Die Energiewende braucht neue Stromnetze und neue Energiespeicher sowie sektorenübergreifende Lösungen

Die Energiewende ist bisher vor allem eine Stromwende. Mehr als 27 % des deutschen Stromverbrauchs stammten Ende 2014 aus erneuerbaren Energien (EE), bei Wärme und Verkehr sind es dagegen nur ca. 10 % bzw. 5 %. Bis zum Jahr 2050 ist der Stromanteil auf mehr als 80 % zu steigern, um die nationalen Klimaschutzziele erfüllen zu können. Dafür ist ein erheblicher Aufbau von Überkapazitäten in Wind- und PV-Kraftwerken nötig. Die räumliche und zeitliche Struktur der Stromerzeugung verändert sich damit fundamental. Für den besseren räumlichen Ausgleich zwischen Windstromerzeugung im Norden und Lastsenken im Westen und Süden Deutschlands ist daher eine Verstärkung der Stromtransportnetze inkl. Ausbau dringend erforderlich. Für den zeitlichen Ausgleich von Perioden, in denen das EE-Stromangebot künftig die gesamte Nachfrage übersteigt und denen mit zu wenig EE-Strom, werden neue Energiespeicher benötigt.

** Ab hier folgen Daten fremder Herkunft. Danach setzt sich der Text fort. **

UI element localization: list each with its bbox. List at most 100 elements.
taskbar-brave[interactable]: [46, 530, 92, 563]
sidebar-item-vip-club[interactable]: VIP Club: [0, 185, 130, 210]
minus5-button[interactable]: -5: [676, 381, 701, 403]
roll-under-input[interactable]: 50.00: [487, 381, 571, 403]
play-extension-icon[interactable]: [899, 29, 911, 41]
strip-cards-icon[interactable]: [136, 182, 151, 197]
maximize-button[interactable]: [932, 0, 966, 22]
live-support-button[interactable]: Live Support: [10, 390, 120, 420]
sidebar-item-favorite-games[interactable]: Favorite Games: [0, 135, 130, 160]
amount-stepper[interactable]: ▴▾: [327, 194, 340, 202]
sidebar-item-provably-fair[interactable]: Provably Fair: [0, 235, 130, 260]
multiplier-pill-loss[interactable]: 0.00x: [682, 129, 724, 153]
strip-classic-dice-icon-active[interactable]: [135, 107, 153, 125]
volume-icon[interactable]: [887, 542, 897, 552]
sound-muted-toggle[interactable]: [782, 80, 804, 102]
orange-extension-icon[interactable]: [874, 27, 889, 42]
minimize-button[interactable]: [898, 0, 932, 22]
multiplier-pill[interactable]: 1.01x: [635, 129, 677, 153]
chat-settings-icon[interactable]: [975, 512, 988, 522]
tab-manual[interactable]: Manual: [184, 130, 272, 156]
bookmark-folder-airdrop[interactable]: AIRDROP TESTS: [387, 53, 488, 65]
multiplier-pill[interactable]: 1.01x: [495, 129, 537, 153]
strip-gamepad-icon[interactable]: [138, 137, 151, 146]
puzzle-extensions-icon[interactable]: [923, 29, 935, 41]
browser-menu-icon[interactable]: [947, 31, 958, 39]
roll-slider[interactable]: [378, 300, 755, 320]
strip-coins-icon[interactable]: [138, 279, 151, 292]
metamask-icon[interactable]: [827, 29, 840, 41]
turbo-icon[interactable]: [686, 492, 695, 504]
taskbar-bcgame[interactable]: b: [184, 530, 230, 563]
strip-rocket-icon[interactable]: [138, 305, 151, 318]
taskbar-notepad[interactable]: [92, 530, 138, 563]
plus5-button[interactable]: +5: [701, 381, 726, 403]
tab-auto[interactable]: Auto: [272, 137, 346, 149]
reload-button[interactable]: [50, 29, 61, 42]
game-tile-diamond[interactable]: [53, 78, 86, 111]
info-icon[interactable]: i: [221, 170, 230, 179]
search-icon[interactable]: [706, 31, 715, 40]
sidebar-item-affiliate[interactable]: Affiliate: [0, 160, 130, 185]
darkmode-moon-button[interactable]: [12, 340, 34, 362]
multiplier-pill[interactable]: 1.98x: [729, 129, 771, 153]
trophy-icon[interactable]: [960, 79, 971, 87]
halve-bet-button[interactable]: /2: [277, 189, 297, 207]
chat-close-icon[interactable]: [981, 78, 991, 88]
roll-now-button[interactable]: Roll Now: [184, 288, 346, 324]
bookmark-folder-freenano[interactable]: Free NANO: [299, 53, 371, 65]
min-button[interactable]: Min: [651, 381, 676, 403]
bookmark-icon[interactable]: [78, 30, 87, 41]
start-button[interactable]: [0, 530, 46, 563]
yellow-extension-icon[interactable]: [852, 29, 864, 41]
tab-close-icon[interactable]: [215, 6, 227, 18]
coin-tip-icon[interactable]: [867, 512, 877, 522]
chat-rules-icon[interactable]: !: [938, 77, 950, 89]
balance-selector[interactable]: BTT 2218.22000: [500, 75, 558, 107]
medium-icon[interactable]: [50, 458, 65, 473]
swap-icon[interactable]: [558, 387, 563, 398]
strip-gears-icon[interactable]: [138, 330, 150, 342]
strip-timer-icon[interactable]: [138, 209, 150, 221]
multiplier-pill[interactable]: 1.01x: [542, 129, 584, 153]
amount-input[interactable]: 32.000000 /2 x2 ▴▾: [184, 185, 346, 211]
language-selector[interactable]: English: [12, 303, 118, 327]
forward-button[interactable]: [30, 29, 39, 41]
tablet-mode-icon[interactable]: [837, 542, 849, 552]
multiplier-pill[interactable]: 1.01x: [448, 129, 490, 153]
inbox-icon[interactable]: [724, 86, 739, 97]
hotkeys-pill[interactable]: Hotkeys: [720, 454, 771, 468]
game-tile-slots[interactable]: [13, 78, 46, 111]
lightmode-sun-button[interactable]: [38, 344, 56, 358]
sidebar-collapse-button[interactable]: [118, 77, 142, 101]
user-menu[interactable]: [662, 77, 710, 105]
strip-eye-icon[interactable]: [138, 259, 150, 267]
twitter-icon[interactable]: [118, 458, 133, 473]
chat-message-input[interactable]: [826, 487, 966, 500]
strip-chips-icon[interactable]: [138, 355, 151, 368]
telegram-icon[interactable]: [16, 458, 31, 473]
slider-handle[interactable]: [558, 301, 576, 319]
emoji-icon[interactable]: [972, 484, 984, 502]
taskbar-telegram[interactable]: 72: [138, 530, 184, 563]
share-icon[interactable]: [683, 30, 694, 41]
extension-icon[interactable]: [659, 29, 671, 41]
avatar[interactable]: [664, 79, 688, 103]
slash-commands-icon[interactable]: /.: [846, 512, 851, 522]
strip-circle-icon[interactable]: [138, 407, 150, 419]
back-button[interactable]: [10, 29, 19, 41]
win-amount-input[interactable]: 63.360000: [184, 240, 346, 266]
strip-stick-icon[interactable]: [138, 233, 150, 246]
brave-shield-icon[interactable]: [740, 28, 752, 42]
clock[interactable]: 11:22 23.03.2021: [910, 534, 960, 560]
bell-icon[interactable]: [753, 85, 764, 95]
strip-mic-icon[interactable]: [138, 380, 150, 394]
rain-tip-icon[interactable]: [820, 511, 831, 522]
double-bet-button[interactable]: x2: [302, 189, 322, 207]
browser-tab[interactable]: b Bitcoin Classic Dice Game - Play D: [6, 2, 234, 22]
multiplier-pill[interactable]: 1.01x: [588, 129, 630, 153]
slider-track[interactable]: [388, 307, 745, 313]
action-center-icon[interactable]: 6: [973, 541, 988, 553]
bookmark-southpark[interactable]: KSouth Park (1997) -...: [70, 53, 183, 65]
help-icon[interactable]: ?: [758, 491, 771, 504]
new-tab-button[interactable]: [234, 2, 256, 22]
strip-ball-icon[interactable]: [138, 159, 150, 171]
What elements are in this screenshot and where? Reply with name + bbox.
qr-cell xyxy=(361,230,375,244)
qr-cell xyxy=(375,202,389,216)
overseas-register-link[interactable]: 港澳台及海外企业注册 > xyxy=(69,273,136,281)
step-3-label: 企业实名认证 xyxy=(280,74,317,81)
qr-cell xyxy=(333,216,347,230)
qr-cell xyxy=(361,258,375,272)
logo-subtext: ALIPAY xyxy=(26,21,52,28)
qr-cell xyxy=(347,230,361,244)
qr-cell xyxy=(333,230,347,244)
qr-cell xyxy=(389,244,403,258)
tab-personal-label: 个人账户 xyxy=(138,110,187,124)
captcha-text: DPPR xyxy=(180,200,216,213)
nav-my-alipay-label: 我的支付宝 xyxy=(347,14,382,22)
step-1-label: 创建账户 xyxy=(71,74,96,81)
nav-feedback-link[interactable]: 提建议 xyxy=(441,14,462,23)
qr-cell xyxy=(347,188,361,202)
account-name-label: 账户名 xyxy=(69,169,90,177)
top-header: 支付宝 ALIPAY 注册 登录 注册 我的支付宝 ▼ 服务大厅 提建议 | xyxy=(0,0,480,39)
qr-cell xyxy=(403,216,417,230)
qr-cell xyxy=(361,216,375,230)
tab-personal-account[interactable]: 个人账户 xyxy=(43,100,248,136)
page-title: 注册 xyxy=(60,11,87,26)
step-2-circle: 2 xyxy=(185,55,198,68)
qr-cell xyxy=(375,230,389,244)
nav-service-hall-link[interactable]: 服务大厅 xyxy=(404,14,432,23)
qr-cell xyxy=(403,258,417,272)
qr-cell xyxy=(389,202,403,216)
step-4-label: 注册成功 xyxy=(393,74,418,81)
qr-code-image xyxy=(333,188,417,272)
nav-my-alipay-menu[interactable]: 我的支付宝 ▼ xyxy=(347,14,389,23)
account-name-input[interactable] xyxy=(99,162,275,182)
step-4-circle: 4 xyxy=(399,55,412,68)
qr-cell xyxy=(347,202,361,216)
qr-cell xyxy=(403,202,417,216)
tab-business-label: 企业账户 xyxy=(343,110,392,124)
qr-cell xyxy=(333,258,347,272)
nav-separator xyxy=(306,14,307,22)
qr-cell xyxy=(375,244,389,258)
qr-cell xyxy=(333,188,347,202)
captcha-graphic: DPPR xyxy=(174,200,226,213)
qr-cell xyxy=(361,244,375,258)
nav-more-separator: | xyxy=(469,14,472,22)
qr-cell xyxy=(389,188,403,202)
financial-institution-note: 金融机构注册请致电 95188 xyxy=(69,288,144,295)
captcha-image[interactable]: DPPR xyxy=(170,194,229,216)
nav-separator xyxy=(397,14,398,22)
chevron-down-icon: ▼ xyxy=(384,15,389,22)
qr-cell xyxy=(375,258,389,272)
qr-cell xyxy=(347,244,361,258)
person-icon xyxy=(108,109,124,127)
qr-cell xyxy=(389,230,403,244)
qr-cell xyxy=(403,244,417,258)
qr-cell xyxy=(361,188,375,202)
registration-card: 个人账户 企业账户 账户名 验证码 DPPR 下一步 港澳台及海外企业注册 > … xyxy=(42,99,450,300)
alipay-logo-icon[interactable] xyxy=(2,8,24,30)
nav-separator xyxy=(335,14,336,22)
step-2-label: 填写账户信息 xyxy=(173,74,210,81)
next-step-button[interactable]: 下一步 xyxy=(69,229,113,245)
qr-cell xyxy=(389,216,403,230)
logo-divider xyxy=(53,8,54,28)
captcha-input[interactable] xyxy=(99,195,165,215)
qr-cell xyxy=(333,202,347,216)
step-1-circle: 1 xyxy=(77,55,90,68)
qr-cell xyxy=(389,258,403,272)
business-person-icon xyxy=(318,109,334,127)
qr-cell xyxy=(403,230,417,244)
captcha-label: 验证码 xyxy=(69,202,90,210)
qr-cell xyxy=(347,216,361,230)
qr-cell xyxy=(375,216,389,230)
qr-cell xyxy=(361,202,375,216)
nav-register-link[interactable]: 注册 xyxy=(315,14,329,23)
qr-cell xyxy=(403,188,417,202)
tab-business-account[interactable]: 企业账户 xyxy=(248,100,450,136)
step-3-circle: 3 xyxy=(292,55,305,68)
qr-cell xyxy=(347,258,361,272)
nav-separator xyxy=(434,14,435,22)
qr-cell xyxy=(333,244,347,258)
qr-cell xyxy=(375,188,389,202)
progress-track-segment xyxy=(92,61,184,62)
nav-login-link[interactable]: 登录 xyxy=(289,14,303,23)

Diese müssen große Mengen an „überschüssigem“ EE-Strom aufnehmen, auch über Wochen und Monate hinweg speichern und bei Bedarf wieder in Strom umwandeln können. Die Umwandlung von EE-Strom in Wasserstoff mittels Elektrolyse (Power-to-Gas, P2G) in Kombination mit dem bestehenden Gasnetz ist dafür eine sehr vielversprechende Lösung. Für die Dekarbonisierung der anderen Sektoren (Industrie und Verkehr), werden zusätzlich sektorenübergreifende Lösungen z.B. auf der Basis von Power-to-Chemicals (P2C) und Power-to-Fuels (P2F) benötigt.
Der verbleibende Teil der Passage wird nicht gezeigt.